Last week, the State Auditor’s Office released a seething audit of Texas’ Health and Human Service Commission’s (HHSC) attempt to privatize Terrell State Hospital last year.  The audit acknowledges that some procurement processes were indeed followed. Yet, significant breaches to protocol occurred. According to the audit “the Health and Human Services Commission (Commission) did not e

nsure that its decision to tentatively award a contract to GEO Care, LLC to manage selected operations at Terrell State Hospital provided the best value to the State. The Commission and the Department of State Health Services (Department) did not fully comply with the Commission’s contract planning and procurement processes.”

The result of audit included a list of mishaps on the part of HHSC. This included  failure to conduct a preliminary needs assessment and a cost-benefit-analysis, tardy purchase requisitions, and failure to adequately verify the background, qualifications, and experiences of vendors. In addition, there were a number of discrepancies in the bid evaluation process including inconsistencies in scoring, lack of a minimum qualifying score, and failure to receive non-disclosure agreements prior to negotiations.

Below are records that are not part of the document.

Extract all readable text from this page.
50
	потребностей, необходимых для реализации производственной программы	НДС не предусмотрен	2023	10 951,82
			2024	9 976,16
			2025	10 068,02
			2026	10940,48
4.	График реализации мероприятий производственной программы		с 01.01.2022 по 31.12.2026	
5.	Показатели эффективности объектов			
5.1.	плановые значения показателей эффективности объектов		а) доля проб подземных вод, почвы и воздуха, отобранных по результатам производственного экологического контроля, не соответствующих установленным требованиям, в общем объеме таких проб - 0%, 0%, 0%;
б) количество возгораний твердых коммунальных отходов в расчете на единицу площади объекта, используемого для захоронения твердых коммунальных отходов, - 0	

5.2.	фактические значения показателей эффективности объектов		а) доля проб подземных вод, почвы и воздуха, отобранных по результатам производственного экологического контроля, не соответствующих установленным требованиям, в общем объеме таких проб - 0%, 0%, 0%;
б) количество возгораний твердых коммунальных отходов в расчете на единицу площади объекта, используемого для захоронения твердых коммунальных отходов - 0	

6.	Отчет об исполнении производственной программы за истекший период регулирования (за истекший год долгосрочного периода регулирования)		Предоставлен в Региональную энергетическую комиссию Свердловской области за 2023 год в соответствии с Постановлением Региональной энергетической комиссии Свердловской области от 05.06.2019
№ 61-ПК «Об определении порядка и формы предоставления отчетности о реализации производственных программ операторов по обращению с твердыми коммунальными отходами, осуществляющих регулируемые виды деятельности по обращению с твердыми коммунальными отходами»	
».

In 2012, Texas Department of State Health Services attempted to offer a contract with GEO Care to operate the Kerrville State Hospital. In the end, Commissioner Dr. David Lakey rejected GEO Care’s bid to privatize the Kerrville State Hospital on the grounds that savings in the proposal were achieved “primarily through reductions in staffing and benefits to a degree that would put both our patients and the State of Texas at risk.” Even with this conclusion, HHSC chose to move forward with solicitation to privatize Terrell State Hospital in 2014.

While the audit has rendered current attempts to privatize Terrell State Hospital momentarily dead, concerned advocates and stakeholders have called  for legislative authority and increased transparency and oversight prior to future attempts to privatize state hospitals in Texas.

This is a major victory for advocates in Texas, but much more needs to be done to ensure that the private prison industry’s plans to take over our state hospital system are set aside for good.